Typology of new psychoactive substance use among the general Australian population
Study aims: The aim of this study was to examine the typology of Australian illicit drug consumers to determine whether those who use new psychoactive substances (NPS) differ from those using other illicit substances.
Methods: Data were from the 2013 National Drug Strategy Household Survey, a representative population study; analyses were limited to participants reporting past year illicit drug use (including NPS; n = 3309). Latent class analysis identified groups based on past year substance use, and a weighted multivariable, multinomial regression model was used to examine characteristics associated with group membership.
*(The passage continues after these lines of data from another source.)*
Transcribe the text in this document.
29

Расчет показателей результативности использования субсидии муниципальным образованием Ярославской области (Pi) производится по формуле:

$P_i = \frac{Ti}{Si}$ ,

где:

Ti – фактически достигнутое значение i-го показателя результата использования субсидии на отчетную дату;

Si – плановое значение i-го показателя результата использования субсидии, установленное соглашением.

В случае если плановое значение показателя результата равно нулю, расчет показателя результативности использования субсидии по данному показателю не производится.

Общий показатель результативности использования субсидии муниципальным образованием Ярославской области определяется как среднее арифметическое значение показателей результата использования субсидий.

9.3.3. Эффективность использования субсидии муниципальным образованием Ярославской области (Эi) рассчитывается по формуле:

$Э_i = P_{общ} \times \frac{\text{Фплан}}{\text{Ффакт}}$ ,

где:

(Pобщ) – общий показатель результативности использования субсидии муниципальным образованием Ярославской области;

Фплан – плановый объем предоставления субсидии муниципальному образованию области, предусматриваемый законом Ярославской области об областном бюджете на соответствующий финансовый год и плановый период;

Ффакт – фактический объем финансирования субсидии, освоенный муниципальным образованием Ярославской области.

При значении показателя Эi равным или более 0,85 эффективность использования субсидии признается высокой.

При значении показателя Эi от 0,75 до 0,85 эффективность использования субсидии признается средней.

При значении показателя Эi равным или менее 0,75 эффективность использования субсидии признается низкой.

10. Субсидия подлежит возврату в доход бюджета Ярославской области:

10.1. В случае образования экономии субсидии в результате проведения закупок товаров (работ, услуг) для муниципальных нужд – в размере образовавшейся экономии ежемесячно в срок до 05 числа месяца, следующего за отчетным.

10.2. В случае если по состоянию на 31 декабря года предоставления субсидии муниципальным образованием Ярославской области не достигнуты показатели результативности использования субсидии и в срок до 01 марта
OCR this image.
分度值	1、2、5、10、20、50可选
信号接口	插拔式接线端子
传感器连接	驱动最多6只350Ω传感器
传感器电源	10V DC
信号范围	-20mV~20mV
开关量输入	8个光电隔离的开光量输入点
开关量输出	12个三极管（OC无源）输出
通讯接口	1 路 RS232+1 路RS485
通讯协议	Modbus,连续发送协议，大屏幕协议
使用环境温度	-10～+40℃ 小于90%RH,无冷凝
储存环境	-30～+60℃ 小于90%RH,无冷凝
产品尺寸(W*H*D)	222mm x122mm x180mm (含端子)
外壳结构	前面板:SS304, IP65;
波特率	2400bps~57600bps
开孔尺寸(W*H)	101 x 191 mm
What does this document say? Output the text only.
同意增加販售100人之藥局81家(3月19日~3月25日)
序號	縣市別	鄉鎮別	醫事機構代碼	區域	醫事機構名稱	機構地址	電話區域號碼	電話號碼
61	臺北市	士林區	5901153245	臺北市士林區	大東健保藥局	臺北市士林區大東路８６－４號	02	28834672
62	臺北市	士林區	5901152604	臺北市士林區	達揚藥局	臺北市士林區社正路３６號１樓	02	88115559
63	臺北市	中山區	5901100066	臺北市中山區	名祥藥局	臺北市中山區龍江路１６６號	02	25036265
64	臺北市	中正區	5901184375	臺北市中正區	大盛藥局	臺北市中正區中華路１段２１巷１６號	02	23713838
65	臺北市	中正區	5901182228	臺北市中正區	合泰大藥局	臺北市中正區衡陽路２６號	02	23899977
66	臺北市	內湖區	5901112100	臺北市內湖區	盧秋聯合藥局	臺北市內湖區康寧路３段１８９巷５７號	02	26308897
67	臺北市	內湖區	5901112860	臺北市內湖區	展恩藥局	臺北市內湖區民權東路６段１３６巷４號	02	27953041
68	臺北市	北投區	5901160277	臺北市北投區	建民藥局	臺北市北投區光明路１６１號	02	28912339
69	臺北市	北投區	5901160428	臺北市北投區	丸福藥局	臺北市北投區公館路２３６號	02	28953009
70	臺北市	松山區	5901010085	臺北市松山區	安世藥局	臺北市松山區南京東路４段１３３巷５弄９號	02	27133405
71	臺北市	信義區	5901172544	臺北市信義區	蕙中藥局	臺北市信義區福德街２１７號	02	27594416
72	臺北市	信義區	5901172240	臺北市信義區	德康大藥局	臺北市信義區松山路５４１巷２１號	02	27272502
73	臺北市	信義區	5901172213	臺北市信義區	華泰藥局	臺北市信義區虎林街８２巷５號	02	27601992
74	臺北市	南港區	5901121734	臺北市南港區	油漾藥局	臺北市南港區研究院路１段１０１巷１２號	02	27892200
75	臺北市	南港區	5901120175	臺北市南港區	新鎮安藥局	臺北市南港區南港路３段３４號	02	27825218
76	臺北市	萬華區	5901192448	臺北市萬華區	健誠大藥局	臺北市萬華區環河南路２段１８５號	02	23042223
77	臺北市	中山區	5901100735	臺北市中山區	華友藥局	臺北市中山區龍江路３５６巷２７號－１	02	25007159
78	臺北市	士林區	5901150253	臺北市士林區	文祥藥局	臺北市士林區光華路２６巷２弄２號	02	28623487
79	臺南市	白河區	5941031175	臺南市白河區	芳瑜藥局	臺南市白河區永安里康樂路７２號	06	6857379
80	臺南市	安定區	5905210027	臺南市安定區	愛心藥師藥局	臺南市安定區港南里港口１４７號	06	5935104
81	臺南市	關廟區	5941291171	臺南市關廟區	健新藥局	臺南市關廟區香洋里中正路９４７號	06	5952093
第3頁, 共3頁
Results: Six consumer typologies were identified: cannabis consumers (46%), pharmaceutical consumers (21%), ecstasy and cocaine consumers (19%), amphetamine and cannabis consumers (7%), polysubstance consumers (6%), and inhalant consumers (2%). Sixteen participants (total sample: 0.07%; NPS consumers: 5.7%) reported exclusive NPS use. Synthetic cannabinoid receptor agonist use was highest among amphetamine and cannabis consumers and polysubstance consumers; other NPS use was highest among polysubstance consumers. Polysubstance consumers were younger than all other groups, and more likely to engage in dangerous activities while under the influence of substances, inject drugs and report hazardous alcohol consumption. Amphetamine and cannabis consumers were more likely to report trouble ceasing their drug use.
Conclusion: We found no distinct profile of NPS-only consumers; however, NPS use was a marker for more problematic patterns of use. Our findings suggest that specialised NPS interventions or harm reduction messages may not be required in the Australian context; rather, they could be based upon existing responses to drug use.